My particular application was to host an OData service behind a proxy server, and I wanted all the URLs presented by the server to be the externally-visible URLs, not the internally-visible ones. And, I didn't want to have to rely on annotations for this; I wanted it to be fully automatic.
The message handler looks like this:
public class BehindProxyMessageHandler : DelegatingHandler
{
protected async override Task<HttpResponseMessage> SendAsync(
HttpRequestMessage request, CancellationToken cancellationToken)
{
var builder = new UriBuilder(request.RequestUri);
var visibleHost = builder.Host;
var visibleScheme = builder.Scheme;
var visiblePort = builder.Port;
if (request.Headers.Contains("X-Forwarded-Host"))
{
string[] forwardedHosts = request.Headers.GetValues("X-Forwarded-Host").First().Split(new char[] { ',' });
visibleHost = forwardedHosts[0].Trim();
}
if (request.Headers.Contains("X-Forwarded-Proto"))
{
visibleScheme = request.Headers.GetValues("X-Forwarded-Proto").First();
}
if (request.Headers.Contains("X-Forwarded-Port"))
{
try
{
visiblePort = int.Parse(request.Headers.GetValues("X-Forwarded-Port").First());
}
catch (Exception)
{ }
}
builder.Host = visibleHost;
builder.Scheme = visibleScheme;
builder.Port = visiblePort;
request.RequestUri = builder.Uri;
var response = await base.SendAsync(request, cancellationToken);
return response;
}
}
You wire the handler up in WebApiConfig.cs:
config.Routes.MapODataServiceRoute(
routeName: "odata",
routePrefix: "odata",
model: builder.GetEdmModel(),
pathHandler: new DefaultODataPathHandler(),
routingConventions: ODataRoutingConventions.CreateDefault()
);
config.MessageHandlers.Insert(0, new BehindProxyMessageHandler());
There is another solution, but it overrides url for the entire context.
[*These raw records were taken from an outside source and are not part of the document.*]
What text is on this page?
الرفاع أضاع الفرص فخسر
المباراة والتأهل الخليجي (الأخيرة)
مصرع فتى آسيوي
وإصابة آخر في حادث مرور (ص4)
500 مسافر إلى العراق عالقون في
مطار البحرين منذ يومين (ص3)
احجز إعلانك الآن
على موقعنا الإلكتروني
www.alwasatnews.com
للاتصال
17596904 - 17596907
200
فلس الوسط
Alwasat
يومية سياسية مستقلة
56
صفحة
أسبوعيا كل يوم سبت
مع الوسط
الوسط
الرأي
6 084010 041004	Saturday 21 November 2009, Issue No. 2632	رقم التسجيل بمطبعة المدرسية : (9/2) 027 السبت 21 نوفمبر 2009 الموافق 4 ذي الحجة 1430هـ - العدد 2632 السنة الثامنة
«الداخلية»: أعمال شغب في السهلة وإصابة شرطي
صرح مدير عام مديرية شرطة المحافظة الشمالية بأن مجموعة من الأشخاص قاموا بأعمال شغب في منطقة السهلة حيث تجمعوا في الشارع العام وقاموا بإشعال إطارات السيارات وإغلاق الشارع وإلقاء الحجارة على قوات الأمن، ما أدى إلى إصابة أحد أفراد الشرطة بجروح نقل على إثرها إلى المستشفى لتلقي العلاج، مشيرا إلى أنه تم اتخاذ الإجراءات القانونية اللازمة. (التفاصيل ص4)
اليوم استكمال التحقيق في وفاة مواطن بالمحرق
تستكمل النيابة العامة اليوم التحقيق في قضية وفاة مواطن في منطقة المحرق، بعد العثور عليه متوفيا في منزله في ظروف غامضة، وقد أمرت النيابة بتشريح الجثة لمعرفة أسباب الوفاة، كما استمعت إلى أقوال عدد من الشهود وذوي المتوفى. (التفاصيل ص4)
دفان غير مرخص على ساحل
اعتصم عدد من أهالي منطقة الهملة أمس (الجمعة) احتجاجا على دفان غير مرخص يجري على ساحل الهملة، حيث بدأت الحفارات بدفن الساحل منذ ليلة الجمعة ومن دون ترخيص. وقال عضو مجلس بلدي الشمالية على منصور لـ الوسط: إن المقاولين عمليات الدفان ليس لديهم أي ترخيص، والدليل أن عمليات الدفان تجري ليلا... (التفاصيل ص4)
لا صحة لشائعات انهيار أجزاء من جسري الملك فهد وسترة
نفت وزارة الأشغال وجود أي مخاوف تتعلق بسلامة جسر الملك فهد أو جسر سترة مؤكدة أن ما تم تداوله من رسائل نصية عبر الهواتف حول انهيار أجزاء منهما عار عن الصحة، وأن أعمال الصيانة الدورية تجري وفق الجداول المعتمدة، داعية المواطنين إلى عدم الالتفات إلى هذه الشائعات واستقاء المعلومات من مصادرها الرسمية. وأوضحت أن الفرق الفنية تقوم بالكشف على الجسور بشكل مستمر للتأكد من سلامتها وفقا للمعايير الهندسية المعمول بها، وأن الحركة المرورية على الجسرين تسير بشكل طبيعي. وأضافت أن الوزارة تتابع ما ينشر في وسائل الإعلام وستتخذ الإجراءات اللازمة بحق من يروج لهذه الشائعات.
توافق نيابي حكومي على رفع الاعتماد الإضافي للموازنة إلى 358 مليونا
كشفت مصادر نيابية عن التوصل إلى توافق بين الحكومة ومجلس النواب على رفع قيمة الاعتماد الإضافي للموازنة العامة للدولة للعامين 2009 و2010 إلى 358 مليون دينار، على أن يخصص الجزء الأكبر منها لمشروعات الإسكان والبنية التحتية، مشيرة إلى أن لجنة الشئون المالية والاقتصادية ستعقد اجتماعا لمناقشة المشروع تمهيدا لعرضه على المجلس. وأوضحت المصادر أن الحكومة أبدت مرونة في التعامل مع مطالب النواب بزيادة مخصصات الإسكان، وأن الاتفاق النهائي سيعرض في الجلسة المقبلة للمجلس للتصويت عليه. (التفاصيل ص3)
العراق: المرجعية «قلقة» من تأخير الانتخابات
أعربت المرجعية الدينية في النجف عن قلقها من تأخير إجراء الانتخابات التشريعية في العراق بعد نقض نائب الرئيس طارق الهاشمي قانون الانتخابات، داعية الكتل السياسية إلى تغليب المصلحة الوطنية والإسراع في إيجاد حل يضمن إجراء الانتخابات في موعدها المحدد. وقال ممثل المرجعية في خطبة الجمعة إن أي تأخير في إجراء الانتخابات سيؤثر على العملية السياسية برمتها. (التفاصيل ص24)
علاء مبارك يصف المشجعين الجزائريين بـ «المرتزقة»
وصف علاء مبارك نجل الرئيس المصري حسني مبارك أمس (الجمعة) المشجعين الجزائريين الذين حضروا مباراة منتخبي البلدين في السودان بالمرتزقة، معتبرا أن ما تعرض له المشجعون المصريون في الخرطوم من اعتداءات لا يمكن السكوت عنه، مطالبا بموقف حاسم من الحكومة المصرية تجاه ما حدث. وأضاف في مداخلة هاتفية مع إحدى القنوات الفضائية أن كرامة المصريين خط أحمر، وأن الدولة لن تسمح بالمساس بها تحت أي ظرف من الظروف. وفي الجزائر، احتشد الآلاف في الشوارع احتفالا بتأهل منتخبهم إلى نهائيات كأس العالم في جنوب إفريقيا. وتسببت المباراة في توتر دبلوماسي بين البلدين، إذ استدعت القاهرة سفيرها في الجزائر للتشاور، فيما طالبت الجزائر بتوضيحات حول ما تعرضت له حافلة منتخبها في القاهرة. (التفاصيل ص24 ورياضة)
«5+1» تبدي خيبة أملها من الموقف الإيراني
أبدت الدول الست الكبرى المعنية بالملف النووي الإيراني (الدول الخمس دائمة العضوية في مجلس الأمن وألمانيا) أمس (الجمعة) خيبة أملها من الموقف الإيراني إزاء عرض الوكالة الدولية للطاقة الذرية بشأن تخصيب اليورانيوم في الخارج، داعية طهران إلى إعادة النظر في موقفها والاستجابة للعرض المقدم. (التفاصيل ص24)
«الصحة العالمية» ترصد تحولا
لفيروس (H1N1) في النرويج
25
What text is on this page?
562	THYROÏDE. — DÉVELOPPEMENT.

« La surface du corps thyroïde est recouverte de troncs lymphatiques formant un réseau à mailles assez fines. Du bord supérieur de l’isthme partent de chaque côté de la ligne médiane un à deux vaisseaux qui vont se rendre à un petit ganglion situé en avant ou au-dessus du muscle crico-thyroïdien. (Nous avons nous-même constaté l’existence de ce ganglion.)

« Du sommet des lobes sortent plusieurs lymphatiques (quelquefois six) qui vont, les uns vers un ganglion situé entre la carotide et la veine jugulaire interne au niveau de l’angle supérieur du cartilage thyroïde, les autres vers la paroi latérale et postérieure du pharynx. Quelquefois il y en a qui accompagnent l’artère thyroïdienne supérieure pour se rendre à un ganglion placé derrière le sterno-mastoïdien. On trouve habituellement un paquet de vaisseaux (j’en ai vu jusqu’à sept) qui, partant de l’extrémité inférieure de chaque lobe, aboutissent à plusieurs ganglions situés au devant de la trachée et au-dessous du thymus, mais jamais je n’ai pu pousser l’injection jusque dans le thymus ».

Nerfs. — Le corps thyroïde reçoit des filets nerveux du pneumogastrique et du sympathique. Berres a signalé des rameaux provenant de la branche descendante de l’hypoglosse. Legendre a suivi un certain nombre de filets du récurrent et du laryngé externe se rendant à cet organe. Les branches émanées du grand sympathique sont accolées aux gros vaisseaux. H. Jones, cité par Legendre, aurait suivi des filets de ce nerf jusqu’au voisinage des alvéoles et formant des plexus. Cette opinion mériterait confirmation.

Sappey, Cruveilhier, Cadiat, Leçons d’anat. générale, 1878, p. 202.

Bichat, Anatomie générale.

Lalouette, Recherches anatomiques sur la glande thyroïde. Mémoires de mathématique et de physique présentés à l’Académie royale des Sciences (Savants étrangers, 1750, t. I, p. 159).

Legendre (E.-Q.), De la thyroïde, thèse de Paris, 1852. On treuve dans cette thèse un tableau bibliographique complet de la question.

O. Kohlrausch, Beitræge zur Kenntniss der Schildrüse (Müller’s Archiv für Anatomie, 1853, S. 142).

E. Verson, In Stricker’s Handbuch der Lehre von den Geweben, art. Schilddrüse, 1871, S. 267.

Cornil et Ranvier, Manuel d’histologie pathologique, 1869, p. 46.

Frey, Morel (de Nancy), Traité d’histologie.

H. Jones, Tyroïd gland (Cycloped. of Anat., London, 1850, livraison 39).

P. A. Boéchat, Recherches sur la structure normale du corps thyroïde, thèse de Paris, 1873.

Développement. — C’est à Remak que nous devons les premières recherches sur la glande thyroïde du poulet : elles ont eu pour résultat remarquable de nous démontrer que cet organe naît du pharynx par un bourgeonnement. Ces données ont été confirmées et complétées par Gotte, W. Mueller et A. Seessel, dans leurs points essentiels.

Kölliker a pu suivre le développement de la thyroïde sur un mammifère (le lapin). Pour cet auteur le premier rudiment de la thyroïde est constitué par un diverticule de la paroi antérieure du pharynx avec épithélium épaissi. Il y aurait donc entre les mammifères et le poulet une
What I'd like to suggest is:
Create owin middleware and override Host and Scheme properties inside
Register the middleware as the first one
Here is an example of middleware
public class RewriteUrlMiddleware : OwinMiddleware
{
public RewriteUrlMiddleware(OwinMiddleware next)
: base(next)
{
}
public override async Task Invoke(IOwinContext context)
{
context.Request.Host = new HostString(Settings.Default.ProxyHost);
context.Request.Scheme = Settings.Default.ProxyScheme;
await Next.Invoke(context);
}
}
ProxyHost is the host you want to have. Example: test.com
ProxyScheme is the scheme you want: Example: https
Example of middleware registration
public class Startup
{
public void Configuration(IAppBuilder app)
{
app.Use(typeof(RewriteUrlMiddleware));
var config = new HttpConfiguration();
WebApiConfig.Register(config);
app.UseWebApi(config);
}
}
A couple of years later, using ASP.NET Core, I figured that the easiest way to apply it in my service was to just create a filter that masquerades the host name. (AppConfig is a custom configuration class that contains the host name, among other things.)
public class MasqueradeHostFilterAttribute : ActionFilterAttribute
{
public override void OnActionExecuting(ActionExecutingContext context)
{
var appConfig = context.HttpContext.RequestServices.GetService<AppConfig>();
if (!string.IsNullOrEmpty(appConfig?.MasqueradeHost))
context.HttpContext.Request.Host = new HostString(appConfig.MasqueradeHost);
}
}
Apply the filter to the controller base class.
[MasqueradeHostFilter]
public class AppODataController : ODataController
{
}
The result is a nicely formatted output:
{ "#odata.context":"https://app.example.com/odata/$metadata" }
Just my two cents.
Using system.web.odata 6.0.0.0.
Setting the NextLink property too soon is problematic. Every reply will then have a nextLink in it. The last page should of course be free of such decorations.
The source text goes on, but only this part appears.